Structural variants—defined as insertions, deletions, duplications, or inversions that span more than 50bp—represent a prevalent and underexplored source of human genetic variation. Estimates suggest that each person has between 23,000 to 31,000 structural variants1. In order to both identify these complex variants and predict their functional consequence, researchers need the ability to perform large-scale, genome-wide association studies (GWAS). However, the limitations of current sequencing technology make this difficult to do. Most DNA sequencing projects use short-read NGS platforms, making it challenging to accurately resolve long, complex structural mutations. While long-read sequencing platforms are both available and well-suited for structural variant detection, the significant cost of using these platforms has prevented their widespread use.

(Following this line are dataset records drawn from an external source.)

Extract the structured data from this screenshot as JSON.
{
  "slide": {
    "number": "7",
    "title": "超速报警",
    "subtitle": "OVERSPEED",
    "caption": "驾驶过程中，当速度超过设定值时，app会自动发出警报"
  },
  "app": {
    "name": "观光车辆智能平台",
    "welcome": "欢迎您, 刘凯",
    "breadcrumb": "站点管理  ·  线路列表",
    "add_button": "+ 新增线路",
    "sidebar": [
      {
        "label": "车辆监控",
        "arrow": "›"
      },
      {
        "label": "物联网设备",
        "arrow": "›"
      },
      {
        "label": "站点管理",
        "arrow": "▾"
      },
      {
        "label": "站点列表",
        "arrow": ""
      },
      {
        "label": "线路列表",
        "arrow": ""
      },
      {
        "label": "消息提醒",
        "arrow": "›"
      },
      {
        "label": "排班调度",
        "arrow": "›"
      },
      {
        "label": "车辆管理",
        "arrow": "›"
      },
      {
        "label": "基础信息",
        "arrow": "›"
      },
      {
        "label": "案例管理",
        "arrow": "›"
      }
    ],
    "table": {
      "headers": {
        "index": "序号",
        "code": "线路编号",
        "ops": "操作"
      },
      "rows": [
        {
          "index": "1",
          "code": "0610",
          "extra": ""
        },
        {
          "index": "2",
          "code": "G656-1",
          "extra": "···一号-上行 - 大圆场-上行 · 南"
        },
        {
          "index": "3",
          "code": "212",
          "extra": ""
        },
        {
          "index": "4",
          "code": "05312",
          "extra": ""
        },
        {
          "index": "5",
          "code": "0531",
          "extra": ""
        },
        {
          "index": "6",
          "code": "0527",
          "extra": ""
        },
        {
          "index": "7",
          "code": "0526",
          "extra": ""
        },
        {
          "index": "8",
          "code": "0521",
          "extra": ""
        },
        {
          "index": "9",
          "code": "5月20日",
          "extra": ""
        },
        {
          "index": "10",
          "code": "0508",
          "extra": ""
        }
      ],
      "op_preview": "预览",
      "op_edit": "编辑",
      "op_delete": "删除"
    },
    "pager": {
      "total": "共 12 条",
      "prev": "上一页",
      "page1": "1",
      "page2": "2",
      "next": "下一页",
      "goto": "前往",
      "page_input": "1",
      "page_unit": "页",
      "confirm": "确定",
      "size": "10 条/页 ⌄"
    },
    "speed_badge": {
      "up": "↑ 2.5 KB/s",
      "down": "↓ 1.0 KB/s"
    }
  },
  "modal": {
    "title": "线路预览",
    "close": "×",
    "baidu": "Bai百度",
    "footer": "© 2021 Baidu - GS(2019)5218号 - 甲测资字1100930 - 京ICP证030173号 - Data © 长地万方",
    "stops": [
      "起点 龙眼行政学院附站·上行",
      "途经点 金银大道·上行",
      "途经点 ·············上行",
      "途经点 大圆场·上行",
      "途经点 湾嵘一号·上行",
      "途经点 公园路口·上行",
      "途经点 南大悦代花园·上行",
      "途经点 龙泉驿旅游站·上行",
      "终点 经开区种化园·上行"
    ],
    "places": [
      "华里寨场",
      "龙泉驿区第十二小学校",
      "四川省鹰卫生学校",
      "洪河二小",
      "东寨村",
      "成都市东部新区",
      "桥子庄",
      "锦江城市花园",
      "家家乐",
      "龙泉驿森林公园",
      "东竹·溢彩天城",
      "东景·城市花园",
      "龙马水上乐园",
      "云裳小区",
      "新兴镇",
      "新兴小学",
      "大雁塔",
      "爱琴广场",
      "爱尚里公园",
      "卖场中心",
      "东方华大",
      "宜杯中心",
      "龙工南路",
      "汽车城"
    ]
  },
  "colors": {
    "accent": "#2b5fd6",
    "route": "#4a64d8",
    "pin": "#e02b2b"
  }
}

As a result, the vast majority of genomics research is carried out using short-read sequencing. Large repositories of short-read sequencing data have become available to researchers around the world, enabling statistically well-powered studies that continue to uncover subtle gene-phenotype associations. Yet, the presence and effect of structural variants in these data sets remains obscured, greatly limiting our understanding of this common mutation type.
Developing a tool that allows researchers to infer the presence of structural variants from short-read sequencing data would open the flood gates, enabling researchers to scour existing data sets for new information. Towards this end, a team of researchers from Gencove and Boehringer Ingelheim came together to create a multi-ancestry structural variation imputation panel based on Oxford Nanopore long-read sequencing data5. This panel enables the imputation of structural variation from short-read sequencing data. Such a resource could greatly improve our understanding of the human genome and the diseases that are borne from it.